It has been about a month since my wife and I lost our first child in a miscarriage. To be more specific, in the first Trimester. My wife went into the doctor's office in week 9 after a bit of bleeding, and there was no heart beat. It looks like the baby stopped growing at six weeks.
We lost a member of our family. Certainly, the loss is very different from losing my son or my wife. But it is a real loss.
There are many struggles and many thoughts. Some of these thoughts make me feel ashamed of myself, others make me feel angry. But as I seek the Lord, and take some time to process, there are a few things that are clear, and I hope they can be helpful to others some day.
- I must be wary of the impulse to grab for control.
- Not all discipline is punitive
We have wrestled with what kind of discipline this may be. We cannot deny that there has been some pride in our hearts that ought not to have been there. We certainly did expect this pregnancy to be like the last one to some degree. See, there are two reasons to run laps in a sport, and both could be referred to as 'discipline'. One is to grow in conditioning and endurance. Another is because an athlete was disrespectful to the coach and now has to run laps. Sometimes our Father disciplines us in a way that is more akin to the disrespecting. We were just being rebellious and hard-hearted and we know it. Other times, He is disciplining us for endurance. We are never sin-free, but sometimes the hardships He allows are more to train us in righteousness then to punish for rebelliousness. In our case, we have come to believe this is the second kind. We could be wrong, but that is where we believe we have been led. This takes discernment.

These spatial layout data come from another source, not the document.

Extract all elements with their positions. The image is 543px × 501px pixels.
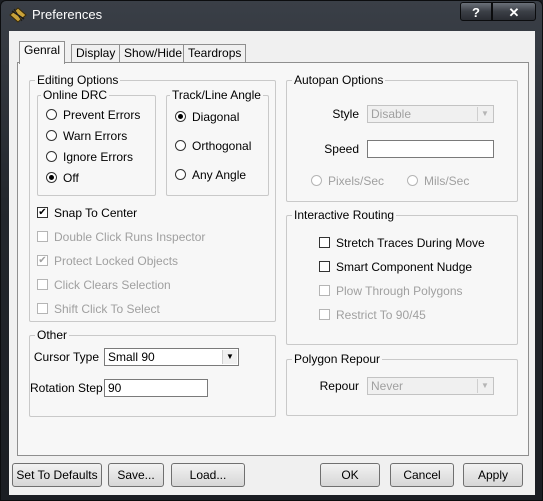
rotation-step-label: Rotation Step (30, 381, 103, 395)
checkbox-box[interactable] (319, 237, 330, 248)
style-value: Disable (371, 107, 412, 121)
online-drc-legend: Online DRC (41, 88, 110, 102)
checkbox-label: Double Click Runs Inspector (54, 230, 206, 244)
radio-label: Prevent Errors (63, 108, 141, 122)
checkbox-box[interactable]: ✔ (37, 207, 48, 218)
chevron-down-icon: ▼ (477, 379, 492, 393)
radio-selected-dot (49, 175, 54, 180)
autopan-legend: Autopan Options (292, 73, 386, 87)
checkbox-label: Restrict To 90/45 (336, 308, 426, 322)
other-group: Other Cursor Type Small 90 ▼ Rotation St… (29, 328, 276, 417)
cancel-button[interactable]: Cancel (390, 463, 454, 487)
radio-label: Off (63, 171, 79, 185)
checkbox-label: Plow Through Polygons (336, 284, 463, 298)
tab-teardrops[interactable]: Teardrops (183, 44, 247, 62)
window-title: Preferences (32, 7, 103, 22)
style-select: Disable ▼ (367, 105, 494, 123)
general-tab-panel: Editing Options Online DRC Prevent Error… (17, 62, 529, 456)
title-bar[interactable]: Preferences ? ✕ (1, 1, 542, 29)
radio-label: Orthogonal (192, 139, 252, 153)
checkbox-label: Snap To Center (54, 206, 138, 220)
cursor-type-value: Small 90 (108, 350, 155, 364)
tab-display[interactable]: Display (71, 44, 121, 62)
radio-label: Mils/Sec (424, 174, 470, 188)
chevron-down-icon: ▼ (477, 107, 492, 121)
polygon-repour-group: Polygon Repour Repour Never ▼ (286, 352, 518, 416)
style-label: Style (332, 107, 359, 121)
checkbox-label: Stretch Traces During Move (336, 236, 485, 250)
set-to-defaults-button[interactable]: Set To Defaults (12, 463, 102, 487)
rotation-step-input[interactable]: 90 (104, 379, 208, 397)
radio-label: Warn Errors (63, 129, 128, 143)
online-drc-group: Online DRC Prevent Errors Warn Errors Ig… (37, 88, 156, 196)
editing-options-legend: Editing Options (35, 73, 121, 87)
repour-value: Never (371, 379, 404, 393)
radio-circle[interactable] (46, 172, 57, 183)
radio-circle[interactable] (46, 151, 57, 162)
speed-label: Speed (324, 142, 359, 156)
close-button[interactable]: ✕ (492, 2, 536, 21)
repour-select: Never ▼ (367, 377, 494, 395)
apply-button[interactable]: Apply (463, 463, 523, 487)
radio-circle[interactable] (175, 169, 186, 180)
tab-general[interactable]: Genral (19, 41, 66, 64)
radio-label: Ignore Errors (63, 150, 134, 164)
autopan-options-group: Autopan Options Style Disable ▼ Speed Pi… (286, 73, 518, 202)
track-line-angle-group: Track/Line Angle Diagonal Orthogonal Any… (166, 88, 269, 196)
checkbox-box[interactable] (319, 261, 330, 272)
dialog-client: Genral Display Show/Hide Teardrops Editi… (9, 31, 535, 495)
polygon-repour-legend: Polygon Repour (292, 352, 383, 366)
radio-label: Any Angle (192, 168, 247, 182)
checkbox-label: Protect Locked Objects (54, 254, 179, 268)
track-angle-legend: Track/Line Angle (170, 88, 263, 102)
cursor-type-select[interactable]: Small 90 ▼ (104, 348, 239, 366)
interactive-routing-legend: Interactive Routing (292, 208, 397, 222)
interactive-routing-group: Interactive Routing Stretch Traces Durin… (286, 208, 518, 345)
radio-selected-dot (178, 114, 183, 119)
cursor-type-label: Cursor Type (33, 350, 99, 364)
other-legend: Other (35, 328, 70, 342)
checkbox-box (37, 231, 48, 242)
editing-options-group: Editing Options Online DRC Prevent Error… (29, 73, 276, 322)
radio-label: Pixels/Sec (328, 174, 385, 188)
radio-label: Diagonal (192, 110, 240, 124)
radio-circle[interactable] (175, 140, 186, 151)
checkbox-label: Click Clears Selection (54, 278, 171, 292)
load-button[interactable]: Load... (171, 463, 245, 487)
checkbox-label: Shift Click To Select (54, 302, 160, 316)
speed-input[interactable] (367, 140, 494, 158)
radio-circle (407, 175, 418, 186)
checkbox-box (319, 285, 330, 296)
radio-circle[interactable] (175, 111, 186, 122)
help-button[interactable]: ? (460, 2, 492, 21)
radio-circle[interactable] (46, 109, 57, 120)
radio-circle[interactable] (46, 130, 57, 141)
save-button[interactable]: Save... (108, 463, 164, 487)
checkbox-box: ✔ (37, 255, 48, 266)
pcb-app-icon (9, 7, 27, 23)
repour-label: Repour (319, 379, 359, 393)
checkbox-box (37, 303, 48, 314)
tab-show-hide[interactable]: Show/Hide (119, 44, 188, 62)
preferences-window: Preferences ? ✕ Genral Display Show/Hide… (0, 0, 543, 501)
checkbox-label: Smart Component Nudge (336, 260, 473, 274)
radio-circle (311, 175, 322, 186)
checkbox-box (37, 279, 48, 290)
checkbox-box (319, 309, 330, 320)
ok-button[interactable]: OK (320, 463, 380, 487)
chevron-down-icon[interactable]: ▼ (222, 350, 237, 364)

- We must resist the temptation to go back to confidence in probability or ourselves; and seek to move toward confidence in Christ.
We are feeling really intensely the fear of losing our next child now. The fear where there was no fear before. The temptation is to get back to the lack of fear as quickly as possible, as if the absence of fear is always good. But it is not good if we are confident and fearless because we are trusting in probability or an idol.
For example, what do we tell ourselves when the fear that we may not have any more children comes up? Do we say, ‘that is very unlikely. Look at our family history! Look at our health! There is no point in worrying about that’. Those thoughts betray where our confidence truly lies: in probability. Very pragmatic. How is that trusting God? Or, God forbid, we might say, ‘Okay God, You win. We needed that correction. We were getting proud. But we’re good now. You can give us more children’. That is trust in self. In self-righteousness. So where do we go? What are the sorts of thoughts that indicate a heart that is comforted by God, and not by these replacement gods?
They sound like this: ‘We don’t know what will happen, and there is nothing to guarantee that we will continue to have children or if we will have miscarriage after miscarriage from now on. But this is what we do know: God is good. So good. He loves us. He is completely in control. We are His servants, and He commands us not to be anxious about tomorrow.”
These are truths from His Word that we know beyond a shadow of a doubt. We must turn our minds toward these truths. But even then, we have so little control. We cannot cause these truths to do anything in our hearts. Better men and women than me have read and considered the truth of God’s Word and remained unmoved by it. We need the Holy Spirit to apply the truth of God to our hearts. To open our hearts to the comfort and strength that is in them.
I could keep going in listing all the ways we need the Lord to make this happen, to apply any part of these lessons. For example, will we even be aware of what we are doing when we start to cling to probability or idolatry for comfort? Will we even find the motivation to reject that, or will we just give in because it is too hard? It is all up to the Lord. All of it.
So, even as we have learned some things, we are in the same place that we always have been: in complete dependance on God.